Crowley, tired of lying and probably just plain tired, came out to his family at Thanksgiving. It did not go well. Still, he wasn’t expecting to get a call as he pulled up to the airport saying that he shouldn’t bother coming home since no one was going to pick him up when he landed. His roommate, though, seeing that he was going to be all alone at Christmas ‘asks’ him to come home with him. When the other option is staying in their apartment and cleaning mysterious liquids out of the sink…yeah, Crowley decides maybe a trip to the Lang household may not be so bad.
When he arrives, and finds his roommate’s twin, Averell, is picking him up he doesn’t know what to do. Because Rel is hot. Like hot hot. And Crowley is not. But Rel is also geeky and fun…and they click. Oddly enough.
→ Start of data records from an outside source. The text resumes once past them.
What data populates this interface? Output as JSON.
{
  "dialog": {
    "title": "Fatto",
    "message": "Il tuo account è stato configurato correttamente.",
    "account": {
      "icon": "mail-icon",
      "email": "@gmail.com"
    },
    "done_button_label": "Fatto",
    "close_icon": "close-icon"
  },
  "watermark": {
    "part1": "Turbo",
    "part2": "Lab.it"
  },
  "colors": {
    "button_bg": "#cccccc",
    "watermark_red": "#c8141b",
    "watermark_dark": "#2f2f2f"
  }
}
But Crowley can’t see what Rel (who’s straight anyways) could possibly see in a chubby violin player with no real social skills, no matter what Rel says.
First off, this was too damn cute. It just was. I honestly didn’t know what to think when I started reading this (was afraid it was going to be nothing but one 200 page angsty pity party) but it was nothing like that. Yeah, Crowley has issues (ones that I am more than familiar with) but it doesn’t make the story sad…just makes it more real. And like I said, I have dealt a lot with all the shit Crowley is dealing with in this book, so yeah, I get it. Maybe that is why I like it so much; that connection between me and Owl (as Rel calls Crowley) was already there from the beginning. I didn’t have to fight for it like I do in some books.
Secondly…no matter how hard I try I can not think Crowley and then not have visions of Mark Sheppard dancing around in my head (this is not actually a bad thing, but gay romcom and demon lord of hell is one hell of a mashup to have going inside my mind). This is probably why I liked Rel’s nicknames for Crowley so much. Owl, or Owly, fit a lot better with this story than a (admittedly hot) demon from a tv show.
Thirdly, I liked how the whole weight issue was handled here. Not trivialized, but also not made a thing. And the way that Rel’s cousin goes about showing Owl just beautiful he can be…yeah, that was cool. Not something I would do in a million years, but cool nonetheless.
Lastly (this is not the last thing I like about this book, but more a ‘I need to go panic buy shit from the local grocery store now so I don’t have time to list everything I like about this story’ thing) the romance here was very sweet. Rel might be straight(ish) but I love how he saw Owl, saw something he wanted and could love, and didn’t have a complete and total breakdown. Owl had the ‘breakdown’ part of this book covered, so Rel was both a calming influence and someone who pushed Owl into all the fun situations he would never dare to on his own.
(Rel’s brother, and Owl’s roommate, was a bit of a pretentious dick, though. A loving one, but still a dick.)
So if you are still reading this and have not infact fallen into a turkey/ham/lamb/tofu/chinese food coma, I would say that I totally recommend you pick this one up. You know, when you have the strength to do more than just blink blankly at The Christmas Story constantly repeating on whatever channel it is that chooses to inflict that on us on a 24hr basis this time a year (if I was given the choice of one movie to banish from the collective memory of humanity, it would be that one).
Happy Holidays! (And if you need me I’ll be watching Doctor Who.)